Abd al-Haq spent nearly 30 years attempting to reinstate his permanent residency status, and his efforts have had a positive impact on Palestinian Jerusalemites who find themselves in a similar predicament. While Abd al-Haq has generally refused to speak publicly, even after the ruling, he did finally obtain legal status and an Israeli permanent-resident ID. However, this case has created opportunities for Palestinian Jerusalemites who have an ID number, but an inactive ID; lived outside the country beginning in childhood; or obtained foreign citizenship as minors.

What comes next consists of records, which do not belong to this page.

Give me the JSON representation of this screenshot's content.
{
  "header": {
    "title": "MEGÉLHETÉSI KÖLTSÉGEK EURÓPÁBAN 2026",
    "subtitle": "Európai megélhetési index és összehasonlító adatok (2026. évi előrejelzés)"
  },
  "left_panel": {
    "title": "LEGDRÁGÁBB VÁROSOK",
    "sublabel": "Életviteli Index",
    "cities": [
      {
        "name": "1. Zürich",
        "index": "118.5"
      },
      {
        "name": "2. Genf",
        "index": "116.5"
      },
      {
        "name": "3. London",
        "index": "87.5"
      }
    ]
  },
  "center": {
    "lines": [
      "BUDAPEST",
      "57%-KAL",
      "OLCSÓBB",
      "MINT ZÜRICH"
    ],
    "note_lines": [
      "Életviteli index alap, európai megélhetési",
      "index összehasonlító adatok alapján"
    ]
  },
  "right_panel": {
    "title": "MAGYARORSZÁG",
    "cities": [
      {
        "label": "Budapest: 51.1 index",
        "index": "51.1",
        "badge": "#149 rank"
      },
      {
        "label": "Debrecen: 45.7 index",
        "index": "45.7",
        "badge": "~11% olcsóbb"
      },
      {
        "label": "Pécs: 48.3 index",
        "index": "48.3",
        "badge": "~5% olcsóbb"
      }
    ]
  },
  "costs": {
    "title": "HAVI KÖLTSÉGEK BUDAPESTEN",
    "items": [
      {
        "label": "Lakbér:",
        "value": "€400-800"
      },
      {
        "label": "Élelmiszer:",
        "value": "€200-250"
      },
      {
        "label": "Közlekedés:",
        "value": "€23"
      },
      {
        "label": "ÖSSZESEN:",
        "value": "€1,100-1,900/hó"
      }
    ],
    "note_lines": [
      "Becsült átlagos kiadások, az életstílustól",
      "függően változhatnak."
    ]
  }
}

Possibly the most important aspect of this case is that as a result of it, the Israeli courts formally acknowledged what Palestinians have always known: that Palestinians are indigenous to Jerusalem, and distinct from those who arrived as foreigners and then applied for residency. However, to date, this ruling remains relevant to one case only, and has not changed anything about the legal status of Palestinian Jerusalemites generally.

Notes

1

“Al-Haq v. Minister of Interior,” Supreme Court of Israel, Deliberation and ruling, point 24.

2

Al-Haq v. Minister of Interior,” Supreme Court of Israel, Deliberation and ruling, point 19.

3

Al-Haq v. Minister of Interior,” Supreme Court of Israel, Deliberation and ruling, point 28.

4

Al-Haq v. Minister of Interior,” Supreme Court of Israel, Deliberation and ruling, judgment of President M Naor.